Nach einer Pause sagte sie:
– Glaubst Du, dass ich unglücklich bin?
Luc trank seinen Kaffee aus und lächelte.
– Ich muss dann nochmals nach unten in den Heizungsraum, aufräumen, danke für den Kaffee.
Im Flur drehte er sich nochmals um und sagte:
– Diese Kinder wurden von ihren Eltern an die Kaminkehrer verkauft und wenn sie nicht mehr in die Schlote passten, schickte man sie einfach fort, wo sie oft an Lungenkrankheiten starben.
Die beiden sahen sich wortlos an, dann zuckte Luc mit den Schultern und zog die Wohnungstür hinter sich zu.
5
Laurence wusste nicht, wie lange sie im Flur gestanden hatte. Den Zeigefinger im Mund, sah sie sich nach den Zigaretten um. Da entdeckte sie am Boden das Stetoskop des Kaminfegers. Er hatte es vergessen. Sie setzte es auf und begann ihren Körper abzuhören. Zum ersten Mal vernahm sie, unter muschelhaftem Rauschen, ihr klopfendes Herz.

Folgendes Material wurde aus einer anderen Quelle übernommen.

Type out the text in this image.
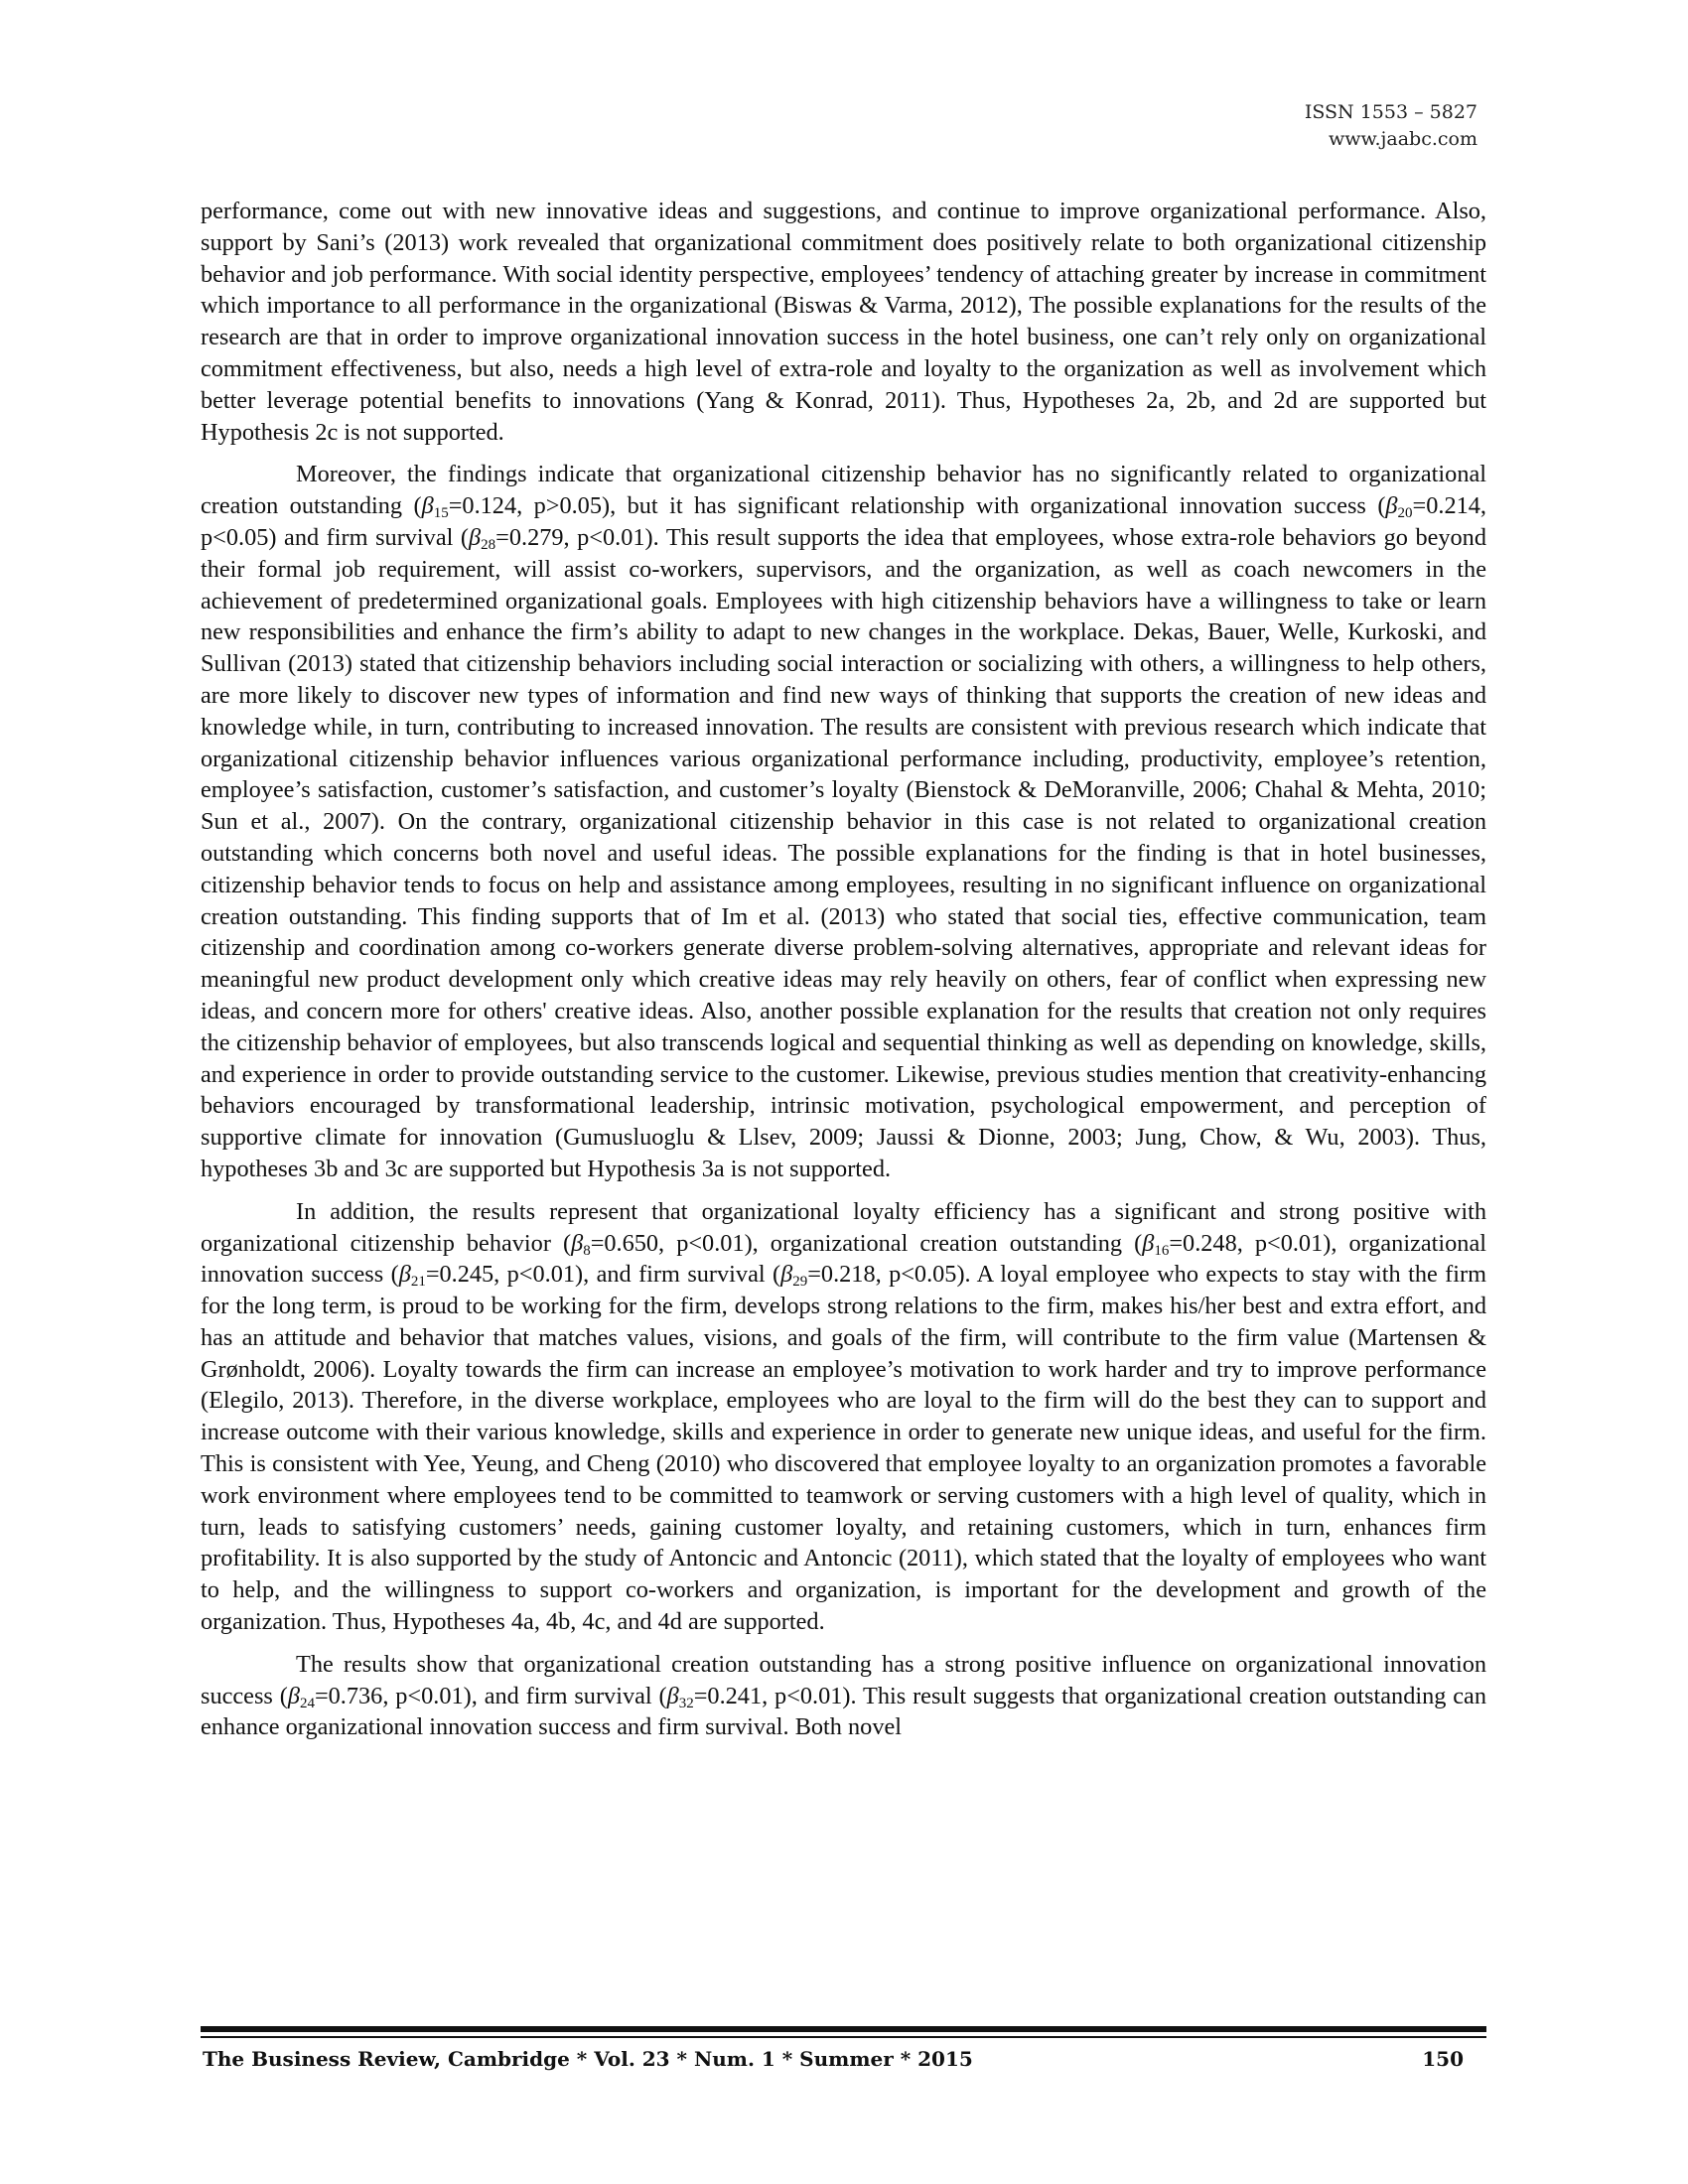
ISSN 1553 – 5827
www.jaabc.com

performance, come out with new innovative ideas and suggestions, and continue to improve organizational performance. Also, support by Sani’s (2013) work revealed that organizational commitment does positively relate to both organizational citizenship behavior and job performance. With social identity perspective, employees’ tendency of attaching greater by increase in commitment which importance to all performance in the organizational (Biswas & Varma, 2012), The possible explanations for the results of the research are that in order to improve organizational innovation success in the hotel business, one can’t rely only on organizational commitment effectiveness, but also, needs a high level of extra-role and loyalty to the organization as well as involvement which better leverage potential benefits to innovations (Yang & Konrad, 2011). Thus, Hypotheses 2a, 2b, and 2d are supported but Hypothesis 2c is not supported.

Moreover, the findings indicate that organizational citizenship behavior has no significantly related to organizational creation outstanding ($\beta_{15}=0.124$, p>0.05), but it has significant relationship with organizational innovation success ($\beta_{20}=0.214$, p<0.05) and firm survival ($\beta_{28}=0.279$, p<0.01). This result supports the idea that employees, whose extra-role behaviors go beyond their formal job requirement, will assist co-workers, supervisors, and the organization, as well as coach newcomers in the achievement of predetermined organizational goals. Employees with high citizenship behaviors have a willingness to take or learn new responsibilities and enhance the firm’s ability to adapt to new changes in the workplace. Dekas, Bauer, Welle, Kurkoski, and Sullivan (2013) stated that citizenship behaviors including social interaction or socializing with others, a willingness to help others, are more likely to discover new types of information and find new ways of thinking that supports the creation of new ideas and knowledge while, in turn, contributing to increased innovation. The results are consistent with previous research which indicate that organizational citizenship behavior influences various organizational performance including, productivity, employee’s retention, employee’s satisfaction, customer’s satisfaction, and customer’s loyalty (Bienstock & DeMoranville, 2006; Chahal & Mehta, 2010; Sun et al., 2007). On the contrary, organizational citizenship behavior in this case is not related to organizational creation outstanding which concerns both novel and useful ideas. The possible explanations for the finding is that in hotel businesses, citizenship behavior tends to focus on help and assistance among employees, resulting in no significant influence on organizational creation outstanding. This finding supports that of Im et al. (2013) who stated that social ties, effective communication, team citizenship and coordination among co-workers generate diverse problem-solving alternatives, appropriate and relevant ideas for meaningful new product development only which creative ideas may rely heavily on others, fear of conflict when expressing new ideas, and concern more for others' creative ideas. Also, another possible explanation for the results that creation not only requires the citizenship behavior of employees, but also transcends logical and sequential thinking as well as depending on knowledge, skills, and experience in order to provide outstanding service to the customer. Likewise, previous studies mention that creativity-enhancing behaviors encouraged by transformational leadership, intrinsic motivation, psychological empowerment, and perception of supportive climate for innovation (Gumusluoglu & Llsev, 2009; Jaussi & Dionne, 2003; Jung, Chow, & Wu, 2003). Thus, hypotheses 3b and 3c are supported but Hypothesis 3a is not supported.

In addition, the results represent that organizational loyalty efficiency has a significant and strong positive with organizational citizenship behavior ($\beta_8=0.650$, p<0.01), organizational creation outstanding ($\beta_{16}=0.248$, p<0.01), organizational innovation success ($\beta_{21}=0.245$, p<0.01), and firm survival ($\beta_{29}=0.218$, p<0.05). A loyal employee who expects to stay with the firm for the long term, is proud to be working for the firm, develops strong relations to the firm, makes his/her best and extra effort, and has an attitude and behavior that matches values, visions, and goals of the firm, will contribute to the firm value (Martensen & Grønholdt, 2006). Loyalty towards the firm can increase an employee’s motivation to work harder and try to improve performance (Elegilo, 2013). Therefore, in the diverse workplace, employees who are loyal to the firm will do the best they can to support and increase outcome with their various knowledge, skills and experience in order to generate new unique ideas, and useful for the firm. This is consistent with Yee, Yeung, and Cheng (2010) who discovered that employee loyalty to an organization promotes a favorable work environment where employees tend to be committed to teamwork or serving customers with a high level of quality, which in turn, leads to satisfying customers’ needs, gaining customer loyalty, and retaining customers, which in turn, enhances firm profitability. It is also supported by the study of Antoncic and Antoncic (2011), which stated that the loyalty of employees who want to help, and the willingness to support co-workers and organization, is important for the development and growth of the organization. Thus, Hypotheses 4a, 4b, 4c, and 4d are supported.

The results show that organizational creation outstanding has a strong positive influence on organizational innovation success ($\beta_{24}=0.736$, p<0.01), and firm survival ($\beta_{32}=0.241$, p<0.01). This result suggests that organizational creation outstanding can enhance organizational innovation success and firm survival. Both novel

The Business Review, Cambridge * Vol. 23 * Num. 1 * Summer * 2015	150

Während Laurence fasziniert in sich hineinhörte, barsten im Heizungsraum die Regale. Die Damen in den weissen Schürzen liefen hin und als sie die Tür aufrissen, qoll ihnen Staub entgegen, wie der Zaubernebel, in dem der Priester verschwindet. Unter Holzbalken, zwischen aufgeplatzten Säcken und verbeulten Kanistern, fand man, ganz mit Zuckerstaub bedeckt und sonderbar entstellt, einen menschlichen Körper.